Chalufu was speaking at a recent Peer Wellness and Academic Mentorship Certification Ceremony held on Westville campus by the College of Health Sciences’ (CHS) Student Support Services in partnership with the Office of the College Dean of Teaching and Learning.
With the transition from high school to university often a challenge for first-year students, the CHS Student Support Services has developed a unique programme making peer wellness and academic mentorship a priority for all. The College saw the need for a holistic approach to student wellness and implemented mentoring programmes which have yielded positive outcomes since their inception as indicated by the swelling number of participants annually.
College Manager for Student Support Services, Dr Saloschini Pillay, said the CHS was currently the only College with a comprehensive, integrated and collaborative programme between the support and academic sector, designed to enhance student success.
‘Peer Wellness Mentors form one part of several strategies that the College Student Support Services has in place to enhance the first-year experience of our students and contribute to their overall adjustment and success,’ said Pillay.
She explained that in the light of the sort of problems students presented with, Student Support Services needed to expand the training programme for peer mentors, strengthen the team support, and find creative ways of responding to specific needs - in particular, the need for support with academic work.
‘We are very proud to have such students graduating from our College because life is not just about receiving but also giving back,’ said College Acting Dean for Teaching and Learning, Dr Frasia Oosthuizen.
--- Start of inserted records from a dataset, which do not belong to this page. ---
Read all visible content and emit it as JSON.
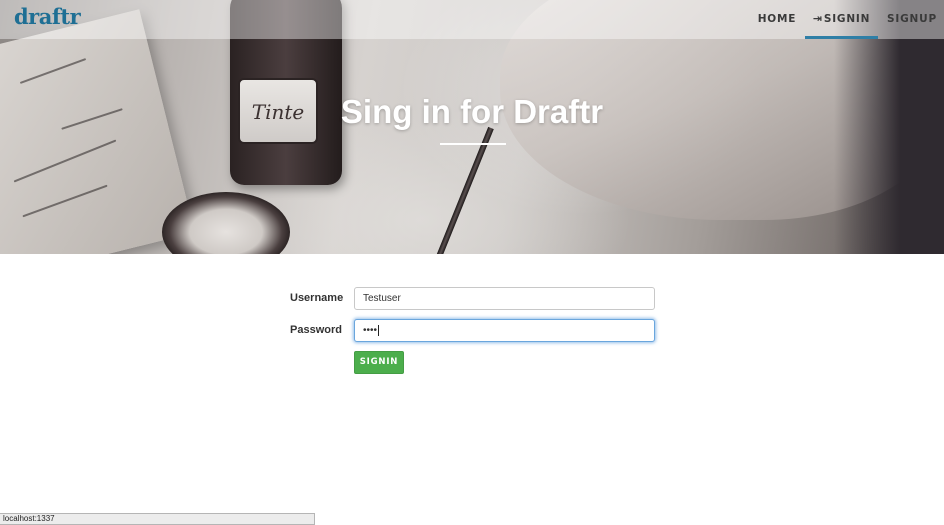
{
  "brand": {
    "name": "draftr",
    "color": "#1f6f94"
  },
  "nav": {
    "items": [
      {
        "label": "HOME"
      },
      {
        "label": "SIGNIN",
        "icon": "signin-icon",
        "active": true
      },
      {
        "label": "SIGNUP"
      }
    ],
    "active_underline_color": "#2f7fa6"
  },
  "hero": {
    "title": "Sing in for Draftr",
    "image_ink_label": "Tinte"
  },
  "form": {
    "username_label": "Username",
    "username_value": "Testuser",
    "password_label": "Password",
    "password_value": "••••",
    "submit_label": "SIGNIN",
    "submit_color": "#4cae4c"
  },
  "status_bar": {
    "text": "localhost:1337"
  }
}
‘The mentorship programme requires on-going quality assurance and as such the training and the experiences of both the mentors and mentees are evaluated on an annual basis,’ said Mrs Wulli Thaver, Student Development Officer and Co-ordinator of the Peer Wellness Mentoring programme of Student Support Services.
Thaver said students underwent intensive training which included equipping them with skills to listen, communicate, support and refer mentees appropriately. The compulsory training was followed through with monthly supervision and debriefing with mentors who are regarded as an extension of the support available within the College to help first year students make the transition with ease, and achieve academic success.
Fourth-year Medical student, Mr Bonginkosi Mafuze, said he decided to stay on and volunteer as a student mentor when his tenure ended. ‘It has helped me to grow holistically in becoming a better leader, communicator and manager. It is so rewarding now to see that the students I mentored are now mentors too.’
Mafuze became the Medical Student Representative Council’s Academic and Transformation Leader which helped him further in assisting those who were academically needy.
His sentiments were shared by third-year Medical student mentor, Mr Lushavhana Mashamba, who is on his path to becoming a lecturer and Specialist Neurologist after completing the MBChB programme. Mashamba said because he believed in becoming the very best in life, the mentorship programme was an excellent platform for him to inspire others to share his passion.